I’m not quite sure what’s been happening the past few weeks, but I guess there’s been an under current of uneasiness of things unsettling. Maybe it’s a bit like the tornadoes that seem to steadily taking up lives in the US, but sort of strangely and quietly in the back ground, yet not quite in the background.

Today I had a dream and in that dream I was recalling how I felt lacking in many areas, but there was one thing I could do and that was float through the air.  I generally kept this fact a secret because I didn’t want to freak people out by floating through the air like a spooky ghost, but I knew I could do this by will or sometimes it would be difficult to stop lifting off the ground.  However, it was kind of a neat ability because when things got hectic I could float, glide and fly quickly to get to wherever I needed to go.  I could fly very fast and skillfully.

And so in one of my many years of having this ability I found myself inside this house, which resembled a bit of my father’s house.  I thought about the fact that I usually only floated up to maybe ceiling height.  I then thought about flying up higher.  I step outside to the back yard where there was an opening of grass surrounded by woods. And then I started to float as I usually do.  But then as I rose I started to notice being bitten by mosquitos. And then some inner voice mentioned that my ability to float is connected with charging up my energy field, and as you do this more it attracts bugs like a light attracts bugs in the dark. That humans have varying levels of energy chargedness which more or less attracts bugs, which is why some people get bitten more than others.  Another insight was that a person’s stress or anxiety level factors into the static-ness of this charge.  The inner voice warned not to float and charge up so open like that.  As I started to float towards the top of the trees, maybe about 40 feet in the air, I really got attacked by bugs.  They were swarming and voracious, and so I quickly came down, and landed thoroughly exhausted.  It’s like they sucked my energy away.  I started to wonder the symbolic meaning in maybe that people in this world are mosquitos and when I shine my vulnerability, warmth and love, will they only suck me dry.

And then my eyes opened up.  I woke with the sunlight gleaming in my eyes.  I had been dreaming.  And then it struck me by shock.  I felt this horrifying realization: “You know what?  I don’t think I can float thru the air!”  But I was also shocked that I thought I believed I could fly through the air as well.  I heard this critical voice say: “Oh my God!  You have actually believed you could fly through the air since child hood!!”  It’s like a part of my memory banks were kept secret from my consciousness and for so many years for as long as I could remember I really could float and fly, in a Peter Pan like fashion.  But if I scan my conscious memory banks I have no evidence that I ever actually did float or fly.  But another part of my mind has always remembered that I could float and fly just as naturally as I could breath.  I was in total shock as both sides of my mind were shocked with the realization of the other.  The part that always knew I could fly was shocked to find out that I can’t fly.  But the part that had never seen me fly was shocked that I was so dellusional to actually believe I could fly and for over 40 years!

And then I sort of didn’t want to rise out of bed and report to my work place.

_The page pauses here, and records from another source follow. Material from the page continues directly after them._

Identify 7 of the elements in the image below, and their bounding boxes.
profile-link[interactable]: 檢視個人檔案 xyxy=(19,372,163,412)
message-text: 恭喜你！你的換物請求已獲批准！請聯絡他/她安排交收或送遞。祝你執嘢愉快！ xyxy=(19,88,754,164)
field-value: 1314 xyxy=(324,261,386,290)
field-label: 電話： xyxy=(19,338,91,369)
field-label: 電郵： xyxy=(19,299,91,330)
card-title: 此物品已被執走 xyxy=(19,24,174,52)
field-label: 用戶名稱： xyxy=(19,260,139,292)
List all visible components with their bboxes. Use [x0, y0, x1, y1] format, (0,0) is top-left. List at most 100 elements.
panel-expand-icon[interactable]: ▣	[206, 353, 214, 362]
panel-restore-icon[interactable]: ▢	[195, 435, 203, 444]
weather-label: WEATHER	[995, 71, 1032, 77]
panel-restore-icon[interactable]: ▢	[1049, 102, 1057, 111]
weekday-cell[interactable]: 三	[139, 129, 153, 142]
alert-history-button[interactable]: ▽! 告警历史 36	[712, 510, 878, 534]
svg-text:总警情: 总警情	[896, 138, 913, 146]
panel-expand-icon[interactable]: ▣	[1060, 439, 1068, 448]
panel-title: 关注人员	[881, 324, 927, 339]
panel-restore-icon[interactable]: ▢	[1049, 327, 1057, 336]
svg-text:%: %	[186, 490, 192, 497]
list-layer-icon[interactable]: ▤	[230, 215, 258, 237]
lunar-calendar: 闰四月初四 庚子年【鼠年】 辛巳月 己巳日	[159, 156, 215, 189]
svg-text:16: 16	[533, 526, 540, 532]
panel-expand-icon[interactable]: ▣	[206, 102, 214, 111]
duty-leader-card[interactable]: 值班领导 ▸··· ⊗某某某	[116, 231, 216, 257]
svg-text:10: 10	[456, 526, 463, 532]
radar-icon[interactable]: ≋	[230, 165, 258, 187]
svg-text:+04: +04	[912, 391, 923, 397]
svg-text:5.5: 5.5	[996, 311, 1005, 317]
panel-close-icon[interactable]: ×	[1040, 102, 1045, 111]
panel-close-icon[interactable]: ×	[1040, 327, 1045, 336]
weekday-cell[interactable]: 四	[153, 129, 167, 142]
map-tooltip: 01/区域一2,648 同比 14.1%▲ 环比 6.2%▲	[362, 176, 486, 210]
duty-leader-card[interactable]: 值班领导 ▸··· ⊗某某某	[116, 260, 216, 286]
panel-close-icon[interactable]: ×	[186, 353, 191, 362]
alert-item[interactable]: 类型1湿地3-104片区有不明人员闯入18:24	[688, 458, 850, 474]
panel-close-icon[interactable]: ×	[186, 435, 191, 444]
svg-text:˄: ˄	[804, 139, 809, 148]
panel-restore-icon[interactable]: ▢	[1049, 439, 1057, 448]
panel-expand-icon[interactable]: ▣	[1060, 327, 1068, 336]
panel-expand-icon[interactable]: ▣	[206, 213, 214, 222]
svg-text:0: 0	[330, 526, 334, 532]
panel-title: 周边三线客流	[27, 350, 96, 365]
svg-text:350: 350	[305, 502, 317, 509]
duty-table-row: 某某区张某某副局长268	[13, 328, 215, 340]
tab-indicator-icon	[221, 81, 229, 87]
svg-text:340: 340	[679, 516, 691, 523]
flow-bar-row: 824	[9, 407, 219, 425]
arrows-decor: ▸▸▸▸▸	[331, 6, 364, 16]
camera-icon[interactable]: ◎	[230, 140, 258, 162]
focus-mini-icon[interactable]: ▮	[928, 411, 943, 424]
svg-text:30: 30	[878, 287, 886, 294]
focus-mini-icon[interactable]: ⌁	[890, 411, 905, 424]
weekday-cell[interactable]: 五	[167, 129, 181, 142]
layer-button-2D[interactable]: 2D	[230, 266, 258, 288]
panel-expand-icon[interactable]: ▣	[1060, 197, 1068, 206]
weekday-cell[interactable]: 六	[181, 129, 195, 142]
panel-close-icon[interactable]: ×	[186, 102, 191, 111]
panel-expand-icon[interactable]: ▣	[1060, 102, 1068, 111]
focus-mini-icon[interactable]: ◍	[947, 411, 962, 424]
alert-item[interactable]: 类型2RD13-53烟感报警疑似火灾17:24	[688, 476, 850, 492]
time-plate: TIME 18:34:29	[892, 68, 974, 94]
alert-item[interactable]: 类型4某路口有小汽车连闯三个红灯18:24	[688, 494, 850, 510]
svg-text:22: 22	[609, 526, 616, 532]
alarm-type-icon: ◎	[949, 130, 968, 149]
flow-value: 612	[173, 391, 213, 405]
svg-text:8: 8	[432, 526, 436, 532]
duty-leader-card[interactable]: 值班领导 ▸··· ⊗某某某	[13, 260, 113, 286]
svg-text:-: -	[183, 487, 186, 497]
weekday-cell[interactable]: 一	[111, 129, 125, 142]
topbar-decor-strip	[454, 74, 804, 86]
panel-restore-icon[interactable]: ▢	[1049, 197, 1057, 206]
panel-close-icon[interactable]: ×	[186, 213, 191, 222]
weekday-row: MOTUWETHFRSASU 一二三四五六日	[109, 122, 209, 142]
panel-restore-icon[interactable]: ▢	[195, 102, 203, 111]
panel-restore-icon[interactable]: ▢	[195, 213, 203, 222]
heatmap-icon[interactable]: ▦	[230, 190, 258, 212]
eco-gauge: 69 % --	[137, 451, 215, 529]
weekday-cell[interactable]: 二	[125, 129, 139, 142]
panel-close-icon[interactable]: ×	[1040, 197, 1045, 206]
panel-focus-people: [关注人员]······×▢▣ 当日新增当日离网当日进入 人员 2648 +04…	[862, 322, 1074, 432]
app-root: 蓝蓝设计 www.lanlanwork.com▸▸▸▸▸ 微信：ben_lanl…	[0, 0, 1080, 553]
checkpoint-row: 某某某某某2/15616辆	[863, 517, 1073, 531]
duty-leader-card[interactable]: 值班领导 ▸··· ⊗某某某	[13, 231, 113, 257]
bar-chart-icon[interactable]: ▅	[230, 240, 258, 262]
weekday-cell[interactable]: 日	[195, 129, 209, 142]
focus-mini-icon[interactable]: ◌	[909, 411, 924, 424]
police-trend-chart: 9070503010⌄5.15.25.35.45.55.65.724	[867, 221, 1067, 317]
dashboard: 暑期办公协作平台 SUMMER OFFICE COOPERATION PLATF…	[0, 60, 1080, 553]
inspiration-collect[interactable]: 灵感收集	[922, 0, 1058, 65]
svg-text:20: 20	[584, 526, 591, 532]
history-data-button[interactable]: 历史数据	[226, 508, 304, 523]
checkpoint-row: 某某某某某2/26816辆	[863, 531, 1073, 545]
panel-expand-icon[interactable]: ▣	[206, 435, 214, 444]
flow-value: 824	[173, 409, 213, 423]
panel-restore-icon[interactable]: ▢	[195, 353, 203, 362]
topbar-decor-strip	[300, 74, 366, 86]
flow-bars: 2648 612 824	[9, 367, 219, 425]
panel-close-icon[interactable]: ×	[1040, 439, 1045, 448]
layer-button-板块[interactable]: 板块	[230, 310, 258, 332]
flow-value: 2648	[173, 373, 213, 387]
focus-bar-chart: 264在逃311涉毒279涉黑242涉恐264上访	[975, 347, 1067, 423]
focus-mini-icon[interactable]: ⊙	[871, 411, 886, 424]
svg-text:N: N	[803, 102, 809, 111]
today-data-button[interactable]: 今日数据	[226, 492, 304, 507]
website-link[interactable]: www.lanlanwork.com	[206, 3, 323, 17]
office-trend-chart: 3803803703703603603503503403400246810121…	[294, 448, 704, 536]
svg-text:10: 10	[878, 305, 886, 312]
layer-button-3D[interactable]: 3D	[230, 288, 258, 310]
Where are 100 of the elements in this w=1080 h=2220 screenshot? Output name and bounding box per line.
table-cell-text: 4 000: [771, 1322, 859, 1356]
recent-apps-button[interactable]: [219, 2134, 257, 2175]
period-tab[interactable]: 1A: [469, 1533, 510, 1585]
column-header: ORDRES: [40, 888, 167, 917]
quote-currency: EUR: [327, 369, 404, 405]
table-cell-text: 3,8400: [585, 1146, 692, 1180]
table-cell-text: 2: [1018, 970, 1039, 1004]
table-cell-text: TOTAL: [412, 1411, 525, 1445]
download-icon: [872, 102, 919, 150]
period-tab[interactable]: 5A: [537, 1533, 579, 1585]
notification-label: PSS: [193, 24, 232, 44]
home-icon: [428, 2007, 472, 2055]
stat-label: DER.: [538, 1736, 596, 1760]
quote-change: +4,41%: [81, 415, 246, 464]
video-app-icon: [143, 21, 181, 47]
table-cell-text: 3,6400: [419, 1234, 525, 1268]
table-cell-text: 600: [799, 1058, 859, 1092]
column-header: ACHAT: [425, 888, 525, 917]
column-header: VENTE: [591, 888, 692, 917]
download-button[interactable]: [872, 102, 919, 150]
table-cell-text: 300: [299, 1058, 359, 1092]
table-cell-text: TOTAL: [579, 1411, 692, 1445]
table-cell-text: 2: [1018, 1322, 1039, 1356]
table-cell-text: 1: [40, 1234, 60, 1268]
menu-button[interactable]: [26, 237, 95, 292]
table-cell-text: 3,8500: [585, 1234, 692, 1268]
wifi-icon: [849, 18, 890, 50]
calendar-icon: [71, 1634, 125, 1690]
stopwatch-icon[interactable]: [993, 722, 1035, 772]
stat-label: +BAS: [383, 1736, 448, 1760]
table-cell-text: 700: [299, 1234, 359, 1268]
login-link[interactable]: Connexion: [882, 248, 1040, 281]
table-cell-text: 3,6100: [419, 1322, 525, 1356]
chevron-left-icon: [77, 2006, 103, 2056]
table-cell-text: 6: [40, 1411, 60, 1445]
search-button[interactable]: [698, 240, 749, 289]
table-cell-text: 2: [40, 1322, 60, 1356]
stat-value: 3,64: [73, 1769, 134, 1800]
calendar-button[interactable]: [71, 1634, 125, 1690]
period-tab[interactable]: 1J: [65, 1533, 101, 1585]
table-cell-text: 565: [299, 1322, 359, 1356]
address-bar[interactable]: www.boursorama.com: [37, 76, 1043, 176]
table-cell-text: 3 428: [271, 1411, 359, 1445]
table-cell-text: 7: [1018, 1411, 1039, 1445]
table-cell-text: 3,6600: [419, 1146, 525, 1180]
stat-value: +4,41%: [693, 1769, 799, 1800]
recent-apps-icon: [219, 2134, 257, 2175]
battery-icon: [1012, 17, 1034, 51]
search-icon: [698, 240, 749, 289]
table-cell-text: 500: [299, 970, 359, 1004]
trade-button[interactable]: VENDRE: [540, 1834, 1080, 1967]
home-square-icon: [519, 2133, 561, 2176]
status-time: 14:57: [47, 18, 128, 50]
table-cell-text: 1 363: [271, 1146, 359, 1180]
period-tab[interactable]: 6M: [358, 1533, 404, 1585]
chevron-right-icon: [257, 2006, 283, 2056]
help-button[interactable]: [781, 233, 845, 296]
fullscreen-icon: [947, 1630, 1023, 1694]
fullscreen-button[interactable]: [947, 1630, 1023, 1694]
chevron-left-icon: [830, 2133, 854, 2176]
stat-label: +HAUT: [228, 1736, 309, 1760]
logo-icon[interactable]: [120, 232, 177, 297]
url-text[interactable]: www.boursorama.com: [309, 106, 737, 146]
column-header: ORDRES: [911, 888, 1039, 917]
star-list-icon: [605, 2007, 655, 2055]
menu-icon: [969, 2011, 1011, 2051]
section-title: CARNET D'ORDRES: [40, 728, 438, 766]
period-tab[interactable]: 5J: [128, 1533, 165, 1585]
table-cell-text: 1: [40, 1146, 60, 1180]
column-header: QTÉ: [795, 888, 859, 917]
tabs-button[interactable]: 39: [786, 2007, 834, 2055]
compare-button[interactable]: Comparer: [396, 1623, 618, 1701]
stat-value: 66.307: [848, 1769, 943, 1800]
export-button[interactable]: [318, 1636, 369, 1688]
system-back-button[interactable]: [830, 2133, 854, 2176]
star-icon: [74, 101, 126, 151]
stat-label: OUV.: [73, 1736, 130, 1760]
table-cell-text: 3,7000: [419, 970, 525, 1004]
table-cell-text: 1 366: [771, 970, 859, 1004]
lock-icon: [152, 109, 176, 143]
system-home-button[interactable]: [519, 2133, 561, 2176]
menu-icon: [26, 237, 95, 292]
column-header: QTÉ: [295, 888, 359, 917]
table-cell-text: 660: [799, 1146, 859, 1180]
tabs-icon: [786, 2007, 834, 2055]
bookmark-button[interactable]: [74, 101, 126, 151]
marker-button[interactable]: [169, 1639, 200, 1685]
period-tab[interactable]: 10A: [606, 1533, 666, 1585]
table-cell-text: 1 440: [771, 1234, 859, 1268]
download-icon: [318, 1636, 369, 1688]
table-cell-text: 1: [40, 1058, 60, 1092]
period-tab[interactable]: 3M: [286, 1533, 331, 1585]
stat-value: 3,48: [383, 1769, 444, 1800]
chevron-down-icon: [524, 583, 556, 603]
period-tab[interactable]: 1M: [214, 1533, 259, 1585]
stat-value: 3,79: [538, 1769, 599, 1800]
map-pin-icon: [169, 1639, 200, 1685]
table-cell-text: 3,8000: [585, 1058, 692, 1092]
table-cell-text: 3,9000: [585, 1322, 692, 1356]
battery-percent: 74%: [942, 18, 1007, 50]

I started to wish I was dead.  I heard this comforting voice somewhere ask: “Would you like me to take your life now?” and I said “Yes, take me now in bed!”  “But what about those that will miss you?”  and I said “It’s OK I’d rather wait for them on the other side.  I mean if I stayed here I’d only get to see some of them leave me, so I’d rather leave first now”

But I did rise out of bed.  I found my dog sprawled across the floor in the sunlight.  She really knows how to relax and that realization made me partly jealous but mostly happy.

I pull myself together.  A bit scared.  Lacking in some direction and intent. Not really wanting to live. I prepare to walk my dog and then slug out to work.